Whether or not the term "synergism" applies seems to boil down to how one defines synergism and monergism. If Dr. White defines synergism as including even faith alone which is biblically defined as non-meritorious, then the label of synergism fits Dr. Craig. But it seems that Dr. Craig does not accept this definition of synergism and instead takes synergism to mean some sort of meritorious co-working with God to bring about salvation.


Dr. Craig's response also applies to Dr. White's misrepresentation of the molinist/arminian view in places such as The Potter's Freedom by Dr. White. In The Potter's Freedom Dr. White says "...the Arminian position must hold to the idea that the unregenerate man can, to some extent, know, understand, appreciate, and in fact, accept, spiritual things so that the spiritually dead rebel can then cause his own regeneration by exercising true saving faith that is pleasing to God..."


White, James. "The Potter's Freedom". Amityville, NY: Calvary Press Publishing, 2000.


Dr. White would obviously reject the idea that faith is a meritorious work that causes salvation by being "pleasing to God" but, oddly enough, he doesn't seem to see that his arguments, like that above, are based on implicitly painting faith as just such a meritorious work that is "pleasing to God". This implication in his argumentation is something that is not consistent with Dr. White's actual views on faith as presented in other contexts. On the one hand, Dr. White wants to affirm, along with scripture, that faith is not a meritorious work that pleases God. On the other hand, he argues that the sinner cannot do anything good or pleasing to God that causes the sinner's salvation. But it is only in the implications of Dr. White's argumentation here that faith is cast as something that "causes" salvation in virtue of being something "that is pleasing to God". Scripture and Arminians reject the categorization of faith as being meritorious in the sense that it is "pleasing to God" as a sort of quasi-good work and even Dr. White himself rejects it outside of the implications of these particular arguments for calvinism.
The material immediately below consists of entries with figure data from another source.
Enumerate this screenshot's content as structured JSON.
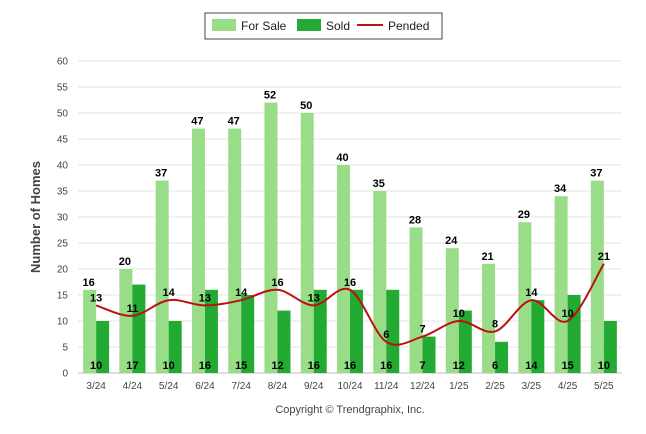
{
  "chart_data": {
    "type": "bar",
    "ylabel": "Number of Homes",
    "ylim": [
      0,
      60
    ],
    "yticks": [
      0,
      5,
      10,
      15,
      20,
      25,
      30,
      35,
      40,
      45,
      50,
      55,
      60
    ],
    "categories": [
      "3/24",
      "4/24",
      "5/24",
      "6/24",
      "7/24",
      "8/24",
      "9/24",
      "10/24",
      "11/24",
      "12/24",
      "1/25",
      "2/25",
      "3/25",
      "4/25",
      "5/25"
    ],
    "series": [
      {
        "name": "For Sale",
        "kind": "bar",
        "color": "#99dd88",
        "values": [
          16,
          20,
          37,
          47,
          47,
          52,
          50,
          40,
          35,
          28,
          24,
          21,
          29,
          34,
          37
        ]
      },
      {
        "name": "Sold",
        "kind": "bar",
        "color": "#22aa33",
        "values": [
          10,
          17,
          10,
          16,
          15,
          12,
          16,
          16,
          16,
          7,
          12,
          6,
          14,
          15,
          10
        ]
      },
      {
        "name": "Pended",
        "kind": "line",
        "color": "#bb1111",
        "values": [
          13,
          11,
          14,
          13,
          14,
          16,
          13,
          16,
          6,
          7,
          10,
          8,
          14,
          10,
          21
        ]
      }
    ],
    "legend_position": "top-center",
    "grid": true
  },
  "footer": {
    "copyright": "Copyright © Trendgraphix, Inc."
  }
}
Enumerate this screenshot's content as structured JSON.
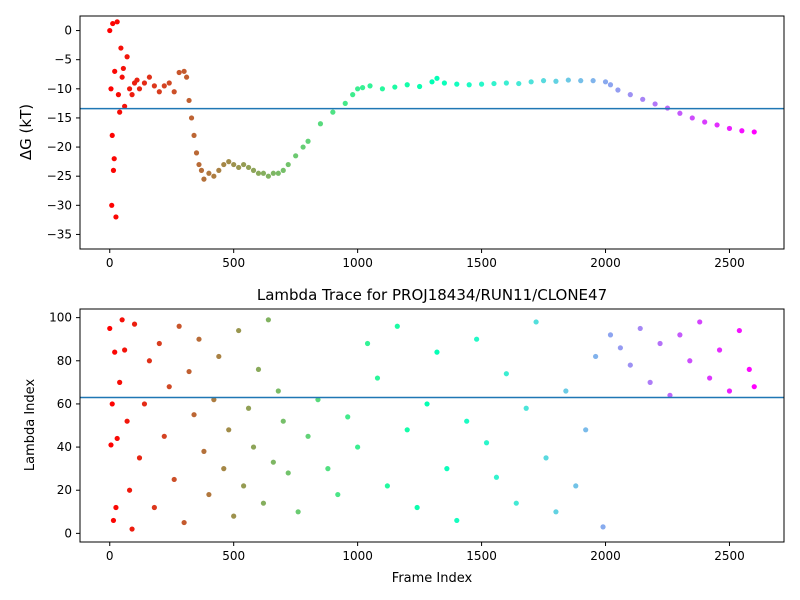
{
  "chart_data": [
    {
      "type": "scatter",
      "title": "",
      "xlabel": "",
      "ylabel": "ΔG (kT)",
      "xlim": [
        -120,
        2720
      ],
      "ylim": [
        -37.5,
        2.5
      ],
      "xticks": [
        0,
        500,
        1000,
        1500,
        2000,
        2500
      ],
      "yticks": [
        0,
        -5,
        -10,
        -15,
        -20,
        -25,
        -30,
        -35
      ],
      "hline": -13.4,
      "colormap": "rainbow",
      "color_range_frames": [
        0,
        2600
      ],
      "series": [
        {
          "x": [
            0,
            5,
            8,
            10,
            12,
            15,
            18,
            20,
            25,
            30,
            35,
            40,
            45,
            50,
            55,
            60,
            70,
            80,
            90,
            100,
            110,
            120,
            140,
            160,
            180,
            200,
            220,
            240,
            260,
            280,
            300,
            310,
            320,
            330,
            340,
            350,
            360,
            370,
            380,
            400,
            420,
            440,
            460,
            480,
            500,
            520,
            540,
            560,
            580,
            600,
            620,
            640,
            660,
            680,
            700,
            720,
            750,
            780,
            800,
            850,
            900,
            950,
            980,
            1000,
            1020,
            1050,
            1100,
            1150,
            1200,
            1250,
            1300,
            1320,
            1350,
            1400,
            1450,
            1500,
            1550,
            1600,
            1650,
            1700,
            1750,
            1800,
            1850,
            1900,
            1950,
            2000,
            2020,
            2050,
            2100,
            2150,
            2200,
            2250,
            2300,
            2350,
            2400,
            2450,
            2500,
            2550,
            2600
          ],
          "y": [
            0,
            -10,
            -30,
            -18,
            1.2,
            -24,
            -22,
            -7,
            -32,
            1.5,
            -11,
            -14,
            -3,
            -8,
            -6.5,
            -13,
            -4.5,
            -10,
            -11,
            -9,
            -8.5,
            -10,
            -9,
            -8,
            -9.5,
            -10.5,
            -9.5,
            -9,
            -10.5,
            -7.2,
            -7,
            -8,
            -12,
            -15,
            -18,
            -21,
            -23,
            -24,
            -25.5,
            -24.5,
            -25,
            -24,
            -23,
            -22.5,
            -23,
            -23.5,
            -23,
            -23.5,
            -24,
            -24.5,
            -24.5,
            -25,
            -24.5,
            -24.5,
            -24,
            -23,
            -21.5,
            -20,
            -19,
            -16,
            -14,
            -12.5,
            -11,
            -10,
            -9.8,
            -9.5,
            -10,
            -9.7,
            -9.3,
            -9.6,
            -8.8,
            -8.2,
            -9,
            -9.2,
            -9.3,
            -9.2,
            -9.1,
            -9.0,
            -9.1,
            -8.8,
            -8.6,
            -8.7,
            -8.5,
            -8.6,
            -8.6,
            -8.8,
            -9.3,
            -10.2,
            -11,
            -11.8,
            -12.6,
            -13.3,
            -14.2,
            -15,
            -15.7,
            -16.2,
            -16.8,
            -17.2,
            -17.4
          ]
        }
      ]
    },
    {
      "type": "scatter",
      "title": "Lambda Trace for PROJ18434/RUN11/CLONE47",
      "xlabel": "Frame Index",
      "ylabel": "Lambda Index",
      "xlim": [
        -120,
        2720
      ],
      "ylim": [
        -4,
        104
      ],
      "xticks": [
        0,
        500,
        1000,
        1500,
        2000,
        2500
      ],
      "yticks": [
        0,
        20,
        40,
        60,
        80,
        100
      ],
      "hline": 63,
      "colormap": "rainbow",
      "color_range_frames": [
        0,
        2600
      ],
      "series": [
        {
          "x": [
            0,
            5,
            10,
            15,
            20,
            25,
            30,
            40,
            50,
            60,
            70,
            80,
            90,
            100,
            120,
            140,
            160,
            180,
            200,
            220,
            240,
            260,
            280,
            300,
            320,
            340,
            360,
            380,
            400,
            420,
            440,
            460,
            480,
            500,
            520,
            540,
            560,
            580,
            600,
            620,
            640,
            660,
            680,
            700,
            720,
            760,
            800,
            840,
            880,
            920,
            960,
            1000,
            1040,
            1080,
            1120,
            1160,
            1200,
            1240,
            1280,
            1320,
            1360,
            1400,
            1440,
            1480,
            1520,
            1560,
            1600,
            1640,
            1680,
            1720,
            1760,
            1800,
            1840,
            1880,
            1920,
            1960,
            1990,
            2020,
            2060,
            2100,
            2140,
            2180,
            2220,
            2260,
            2300,
            2340,
            2380,
            2420,
            2460,
            2500,
            2540,
            2580,
            2600
          ],
          "y": [
            95,
            41,
            60,
            6,
            84,
            12,
            44,
            70,
            99,
            85,
            52,
            20,
            2,
            97,
            35,
            60,
            80,
            12,
            88,
            45,
            68,
            25,
            96,
            5,
            75,
            55,
            90,
            38,
            18,
            62,
            82,
            30,
            48,
            8,
            94,
            22,
            58,
            40,
            76,
            14,
            99,
            33,
            66,
            52,
            28,
            10,
            45,
            62,
            30,
            18,
            54,
            40,
            88,
            72,
            22,
            96,
            48,
            12,
            60,
            84,
            30,
            6,
            52,
            90,
            42,
            26,
            74,
            14,
            58,
            98,
            35,
            10,
            66,
            22,
            48,
            82,
            3,
            92,
            86,
            78,
            95,
            70,
            88,
            64,
            92,
            80,
            98,
            72,
            85,
            66,
            94,
            76,
            68
          ]
        }
      ]
    }
  ]
}
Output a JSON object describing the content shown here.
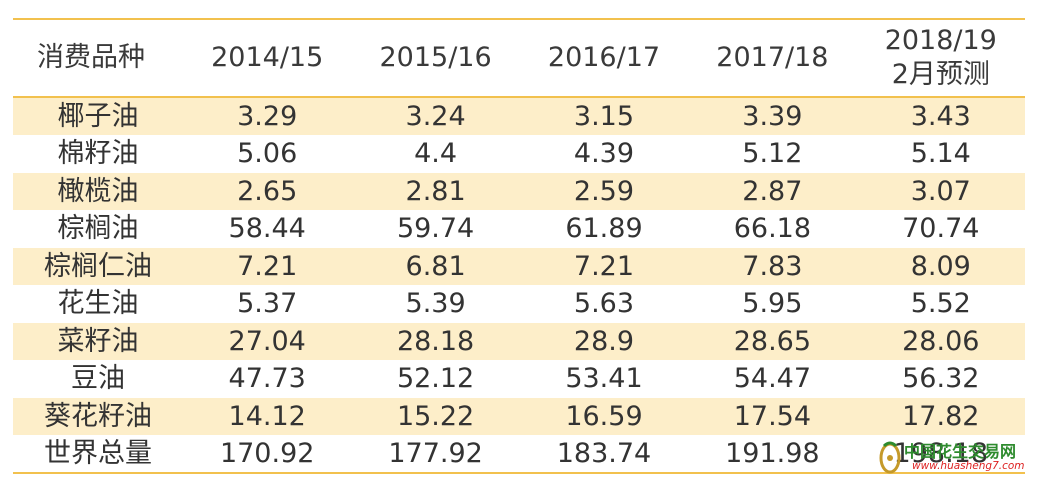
{
  "chart_data": {
    "type": "table",
    "columns": [
      "消费品种",
      "2014/15",
      "2015/16",
      "2016/17",
      "2017/18",
      "2018/19\n2月预测"
    ],
    "header_lines": [
      [
        "消费品种"
      ],
      [
        "2014/15"
      ],
      [
        "2015/16"
      ],
      [
        "2016/17"
      ],
      [
        "2017/18"
      ],
      [
        "2018/19",
        "2月预测"
      ]
    ],
    "rows": [
      [
        "椰子油",
        "3.29",
        "3.24",
        "3.15",
        "3.39",
        "3.43"
      ],
      [
        "棉籽油",
        "5.06",
        "4.4",
        "4.39",
        "5.12",
        "5.14"
      ],
      [
        "橄榄油",
        "2.65",
        "2.81",
        "2.59",
        "2.87",
        "3.07"
      ],
      [
        "棕榈油",
        "58.44",
        "59.74",
        "61.89",
        "66.18",
        "70.74"
      ],
      [
        "棕榈仁油",
        "7.21",
        "6.81",
        "7.21",
        "7.83",
        "8.09"
      ],
      [
        "花生油",
        "5.37",
        "5.39",
        "5.63",
        "5.95",
        "5.52"
      ],
      [
        "菜籽油",
        "27.04",
        "28.18",
        "28.9",
        "28.65",
        "28.06"
      ],
      [
        "豆油",
        "47.73",
        "52.12",
        "53.41",
        "54.47",
        "56.32"
      ],
      [
        "葵花籽油",
        "14.12",
        "15.22",
        "16.59",
        "17.54",
        "17.82"
      ],
      [
        "世界总量",
        "170.92",
        "177.92",
        "183.74",
        "191.98",
        "198.18"
      ]
    ]
  },
  "colors": {
    "band": "#fdeec9",
    "rule": "#f2c14e",
    "text": "#333333"
  },
  "watermark": {
    "text": "中国花生交易网",
    "url": "www.huasheng7.com",
    "logo_icon": "peanut-logo-icon"
  }
}
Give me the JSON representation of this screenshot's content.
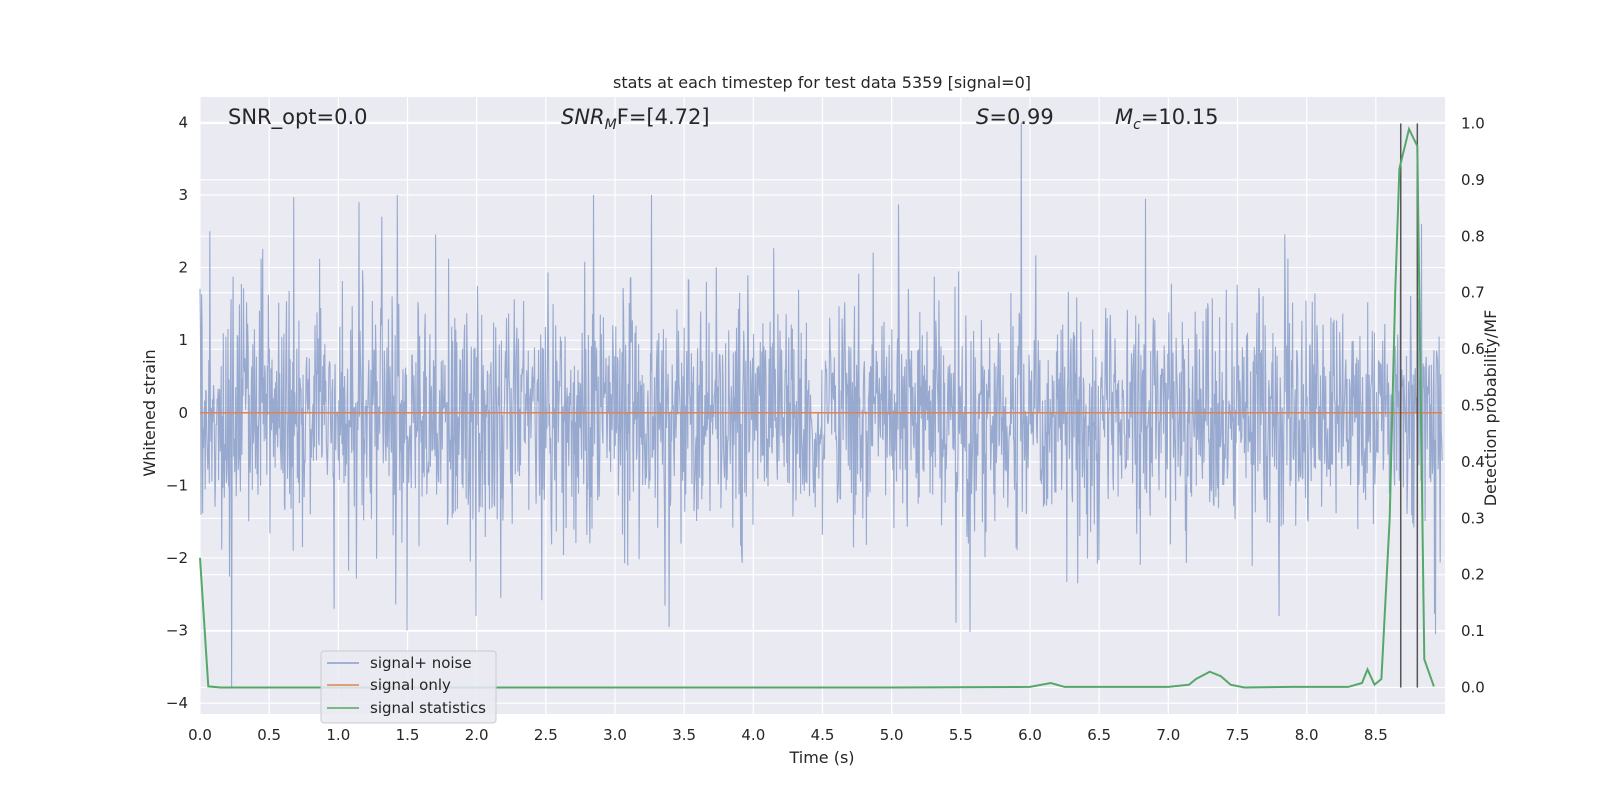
{
  "chart_data": {
    "type": "line",
    "title": "stats at each timestep for test data 5359 [signal=0]",
    "xlabel": "Time (s)",
    "ylabel_left": "Whitened strain",
    "ylabel_right": "Detection probability/MF",
    "xlim": [
      0.0,
      9.0
    ],
    "ylim_left": [
      -4.15,
      4.35
    ],
    "ylim_right": [
      -0.047,
      1.047
    ],
    "grid": true,
    "x_ticks": [
      "0.0",
      "0.5",
      "1.0",
      "1.5",
      "2.0",
      "2.5",
      "3.0",
      "3.5",
      "4.0",
      "4.5",
      "5.0",
      "5.5",
      "6.0",
      "6.5",
      "7.0",
      "7.5",
      "8.0",
      "8.5"
    ],
    "y_ticks_left": [
      "4",
      "3",
      "2",
      "1",
      "0",
      "−1",
      "−2",
      "−3",
      "−4"
    ],
    "y_ticks_right": [
      "1.0",
      "0.9",
      "0.8",
      "0.7",
      "0.6",
      "0.5",
      "0.4",
      "0.3",
      "0.2",
      "0.1",
      "0.0"
    ],
    "annotations": {
      "snr_opt": "SNR_opt=0.0",
      "snr_mf_label": "SNR",
      "snr_mf_sub": "M",
      "snr_mf_suffix": "F=[4.72]",
      "s_label": "S",
      "s_value": "=0.99",
      "mc_label": "M",
      "mc_sub": "c",
      "mc_value": "=10.15"
    },
    "vertical_lines_x": [
      8.68,
      8.8
    ],
    "series": [
      {
        "name": "signal+ noise",
        "color": "#8a9dc9",
        "description": "whitened strain noise, approx. Gaussian with sigma ~0.8, spikes up to 4.0 near t=5.96",
        "sigma": 0.8,
        "peaks": [
          [
            0.07,
            2.5
          ],
          [
            0.23,
            -3.8
          ],
          [
            0.68,
            2.97
          ],
          [
            0.97,
            -2.7
          ],
          [
            1.15,
            2.9
          ],
          [
            1.43,
            3.0
          ],
          [
            1.5,
            -3.0
          ],
          [
            2.0,
            -2.8
          ],
          [
            2.18,
            -2.55
          ],
          [
            2.85,
            3.0
          ],
          [
            3.1,
            -2.1
          ],
          [
            3.27,
            3.0
          ],
          [
            3.4,
            -2.95
          ],
          [
            5.06,
            2.87
          ],
          [
            5.58,
            -3.02
          ],
          [
            5.95,
            4.0
          ],
          [
            6.36,
            -2.35
          ],
          [
            6.85,
            2.95
          ],
          [
            7.82,
            -2.8
          ],
          [
            8.85,
            2.6
          ],
          [
            8.95,
            -3.05
          ]
        ]
      },
      {
        "name": "signal only",
        "color": "#dd8452",
        "values_constant": 0
      },
      {
        "name": "signal statistics",
        "color": "#55a868",
        "axis": "right",
        "x": [
          0.0,
          0.06,
          0.15,
          1.0,
          2.0,
          3.0,
          4.0,
          5.0,
          6.0,
          6.15,
          6.25,
          7.0,
          7.15,
          7.2,
          7.3,
          7.38,
          7.45,
          7.55,
          7.9,
          8.3,
          8.4,
          8.44,
          8.49,
          8.54,
          8.6,
          8.64,
          8.67,
          8.74,
          8.8,
          8.85,
          8.92
        ],
        "y": [
          0.23,
          0.002,
          0.0,
          0.0,
          0.0,
          0.0,
          0.0,
          0.0,
          0.001,
          0.008,
          0.001,
          0.001,
          0.005,
          0.015,
          0.028,
          0.02,
          0.005,
          0.0,
          0.001,
          0.001,
          0.008,
          0.032,
          0.005,
          0.015,
          0.3,
          0.7,
          0.92,
          0.99,
          0.96,
          0.05,
          0.002
        ]
      }
    ],
    "legend": {
      "position": "lower-left",
      "entries": [
        "signal+ noise",
        "signal only",
        "signal statistics"
      ]
    }
  }
}
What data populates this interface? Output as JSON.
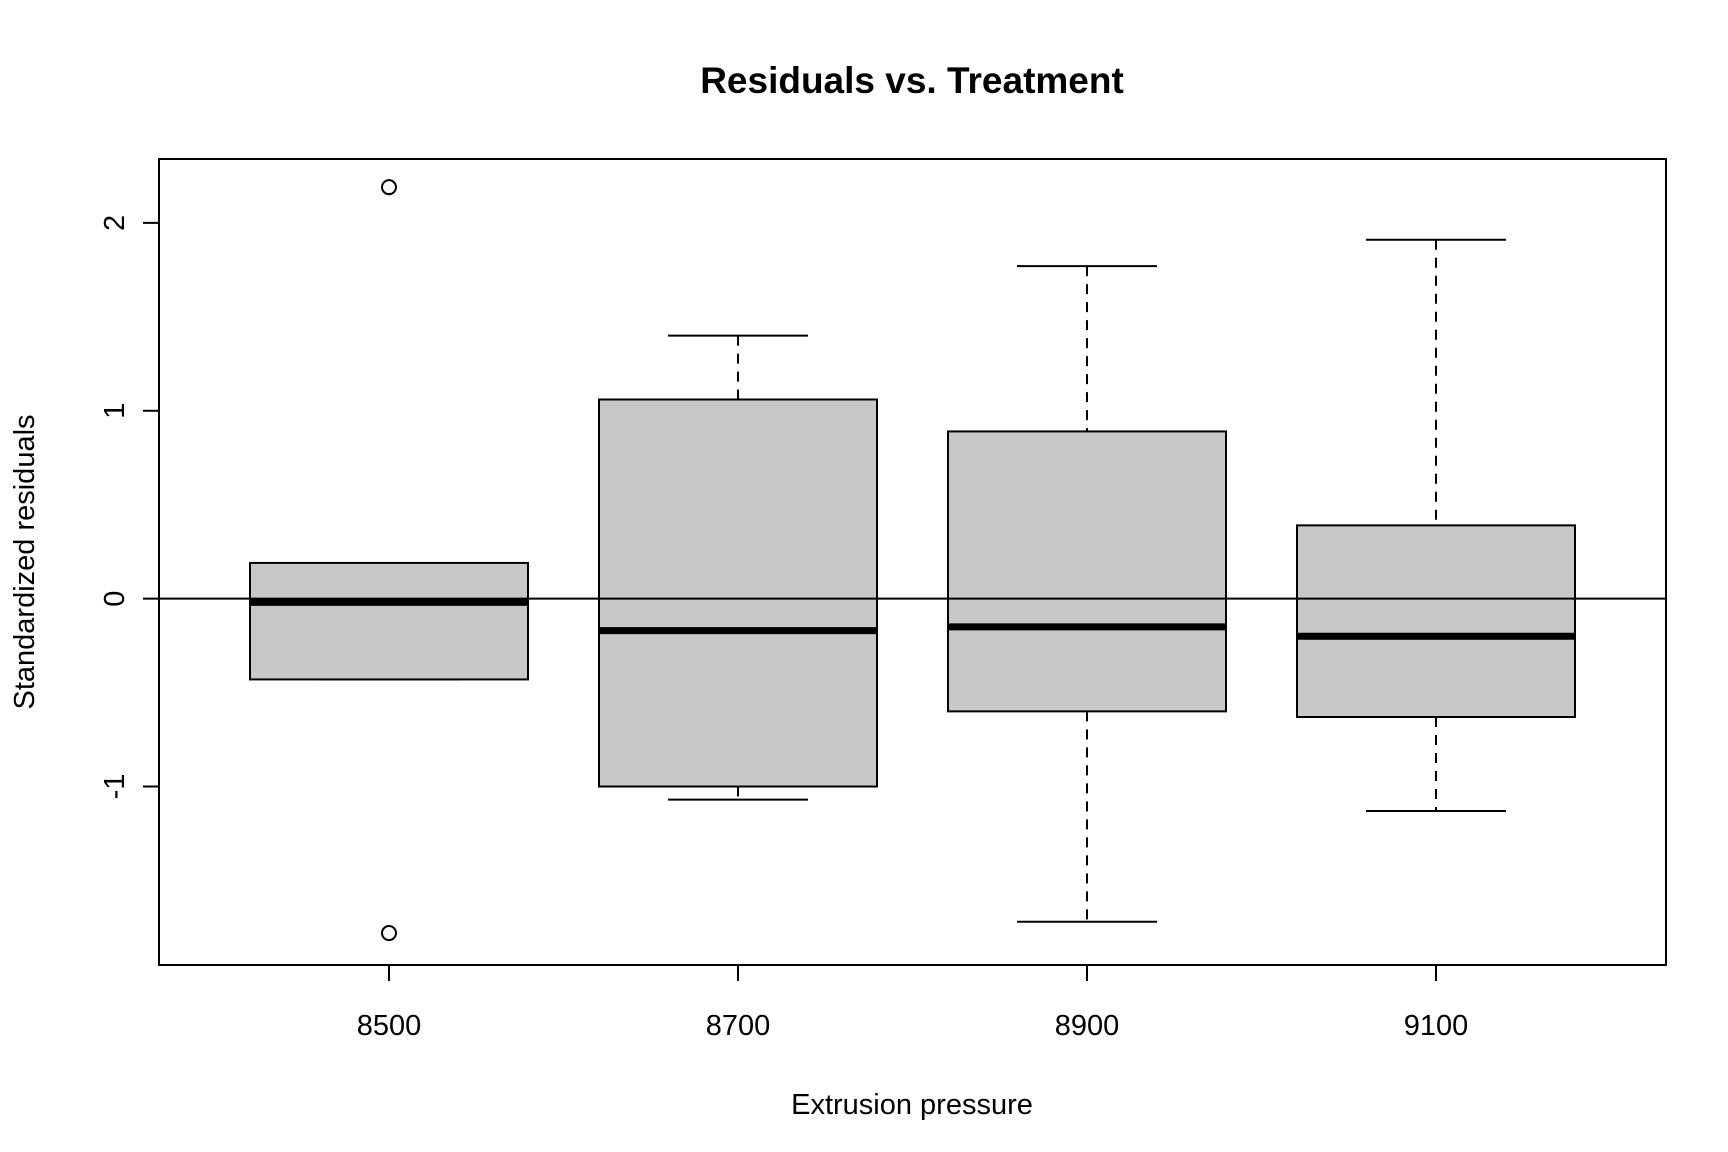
{
  "chart_data": {
    "type": "boxplot",
    "title": "Residuals vs. Treatment",
    "xlabel": "Extrusion pressure",
    "ylabel": "Standardized residuals",
    "categories": [
      "8500",
      "8700",
      "8900",
      "9100"
    ],
    "y_ticks": [
      -1,
      0,
      1,
      2
    ],
    "y_tick_labels": [
      "-1",
      "0",
      "1",
      "2"
    ],
    "ylim": [
      -1.95,
      2.34
    ],
    "reference_line_y": 0,
    "grid": false,
    "legend": "none",
    "boxes": [
      {
        "category": "8500",
        "whisker_low": -0.43,
        "q1": -0.43,
        "median": -0.02,
        "q3": 0.19,
        "whisker_high": 0.19,
        "outliers": [
          2.19,
          -1.78
        ]
      },
      {
        "category": "8700",
        "whisker_low": -1.07,
        "q1": -1.0,
        "median": -0.17,
        "q3": 1.06,
        "whisker_high": 1.4,
        "outliers": []
      },
      {
        "category": "8900",
        "whisker_low": -1.72,
        "q1": -0.6,
        "median": -0.15,
        "q3": 0.89,
        "whisker_high": 1.77,
        "outliers": []
      },
      {
        "category": "9100",
        "whisker_low": -1.13,
        "q1": -0.63,
        "median": -0.2,
        "q3": 0.39,
        "whisker_high": 1.91,
        "outliers": []
      }
    ],
    "colors": {
      "box_fill": "#c8c8c8",
      "stroke": "#000000",
      "background": "#ffffff"
    }
  }
}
We can conclude that this sort of implicit branding of faith on the part of Dr. White and others is, as Dr. Craig said, "very non-Pauline".


And we will end with the words of Charles Spurgeon as quoted on Dr. White's own website in an article titled "The Empty Hand of Faith". Contrast the following words of Charles Spurgeon with Dr. White's characterization of faith as quoted above. Notice Dr. White's emphasis when arguing for calvinism vs Spurgeon's emphasis which Dr. White quoted and affirms.


"Faith is chosen by God to be the receiver of salvation, because it does not pretend to create salvation, nor to help in it, but it is content humbly to receive it. Faith is the tongue that begs pardon, the hand which receives it, and the eye which sees it; but it is not the price which buys it. Faith never makes herself her own plea, she rests all her argument upon the blood of Christ. She becomes a good servant to bring the riches of the Lord Jesus to the soul, because she acknowledges whence she drew them, and owns that grace alone entrusted her with them."